Measuring the extent of dissatisfaction with what has happened is not easy. Public expressions of it in traditionally-‘mainstream’ mass-media seem infrequent, perhaps because few of them are made, but perhaps no less because those who control the dissemination of comment judge the dissatisfaction as unworthy of ‘space’. It seems more common to hear condemnation of censorship than recommendation of it.

A distant cousin of mine was the State Film Censor in Ireland from 1956 until his sudden death in 1964 (Liam O’Hora; previously manager of the Gaiety Theatre, Dublin; barrister; Mayo-man). I hope that his policy was like that of the Production Code which was at that time regrettably disintegrating in America, and that had he lived for longer he would have disrupted any attempt to reproduce that process.

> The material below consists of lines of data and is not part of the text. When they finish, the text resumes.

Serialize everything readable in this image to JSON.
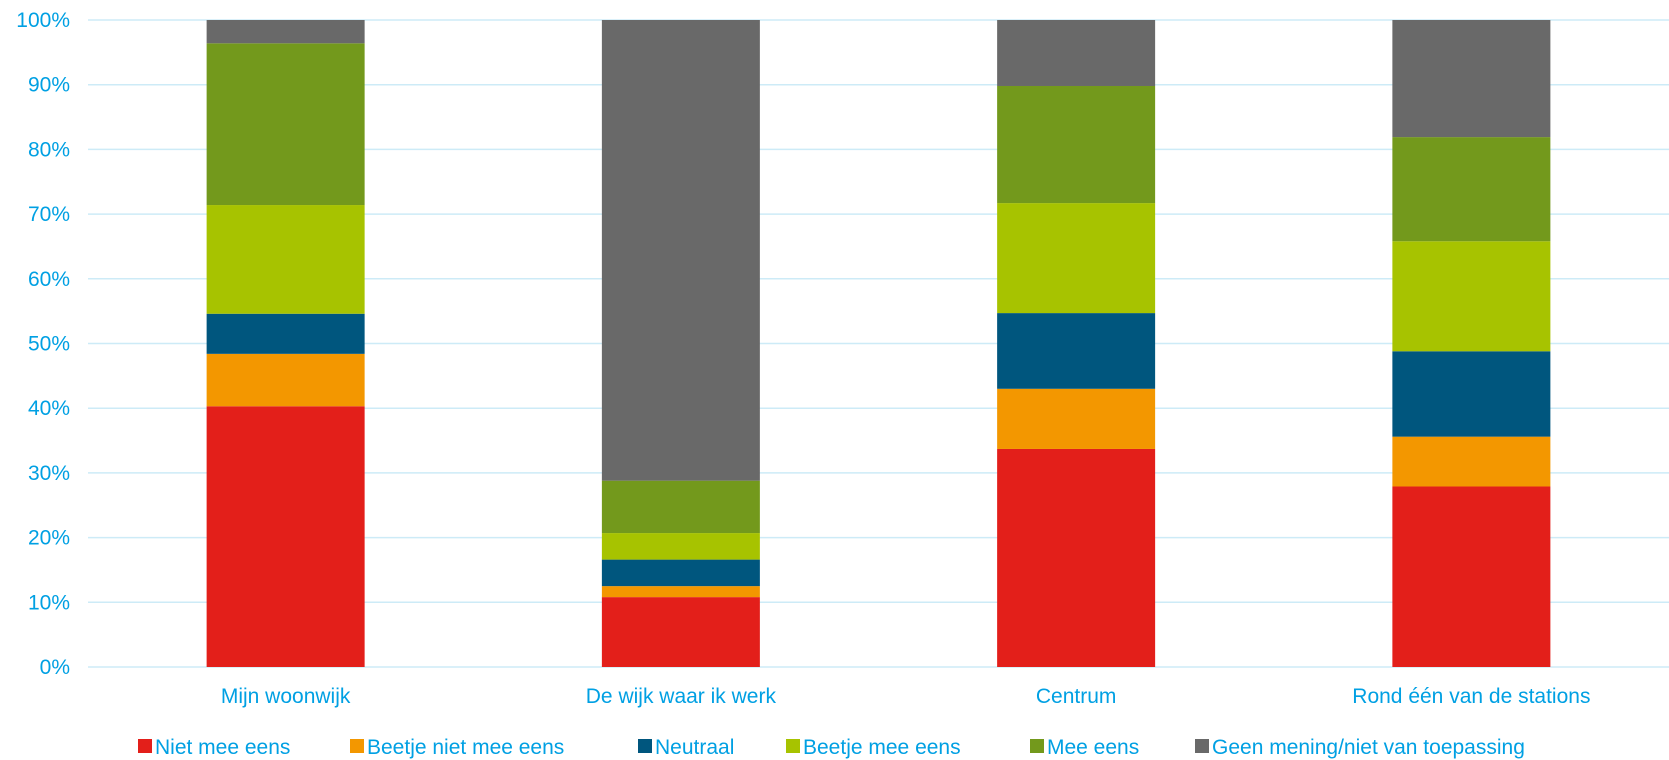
{
  "chart_data": {
    "type": "bar",
    "stacked": true,
    "title": "",
    "xlabel": "",
    "ylabel": "",
    "ylim": [
      0,
      100
    ],
    "y_ticks": [
      "0%",
      "10%",
      "20%",
      "30%",
      "40%",
      "50%",
      "60%",
      "70%",
      "80%",
      "90%",
      "100%"
    ],
    "grid": true,
    "legend_position": "bottom",
    "categories": [
      "Mijn woonwijk",
      "De wijk waar ik werk",
      "Centrum",
      "Rond één van de stations"
    ],
    "series": [
      {
        "name": "Niet mee eens",
        "color": "#e31f1a",
        "values": [
          40.3,
          10.8,
          33.7,
          27.9
        ]
      },
      {
        "name": "Beetje niet mee eens",
        "color": "#f39700",
        "values": [
          8.1,
          1.7,
          9.3,
          7.7
        ]
      },
      {
        "name": "Neutraal",
        "color": "#00567e",
        "values": [
          6.2,
          4.1,
          11.7,
          13.2
        ]
      },
      {
        "name": "Beetje mee eens",
        "color": "#a7c300",
        "values": [
          16.8,
          4.1,
          17.0,
          17.0
        ]
      },
      {
        "name": "Mee eens",
        "color": "#73991c",
        "values": [
          25.0,
          8.1,
          18.1,
          16.1
        ]
      },
      {
        "name": "Geen mening/niet van toepassing",
        "color": "#696969",
        "values": [
          3.6,
          71.2,
          10.2,
          18.1
        ]
      }
    ],
    "colors": {
      "axis_text": "#00a0e3",
      "gridline": "#cdebf7"
    }
  }
}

Bad weather as this is being written has been named, according to a forecaster, “Storm Anthony, because of the risk of disruption.” I cannot understand the alleged connection between my name and disruption. I wish, however, that the multi-form overthrow of Catholic-compliant policies had been not only disrupted but completely defeated. I wish that a Production Code type of attitude prevailed in all spheres, everywhere, today. For that to happen in my lifetime, a miracle would be needed; meanwhile, and as advised by another Mamas and Papas recording (from 1969), I make my own kind of ‘music,’ ‘sing’ my own special ‘song,’ even if nobody else ‘sings along’.


[1] 2 Pet. 3:7 & 10.

[2] E.g. https://www.abc.net.au/news/2023-07-31/taliban-burns-musical-instruments/102667550  

[3] https://operawire.com/taliban-bans-music-in-afghanistan/

[4] Tim Stanley, “The Catholic Herald,” 6th June 2014, p.9.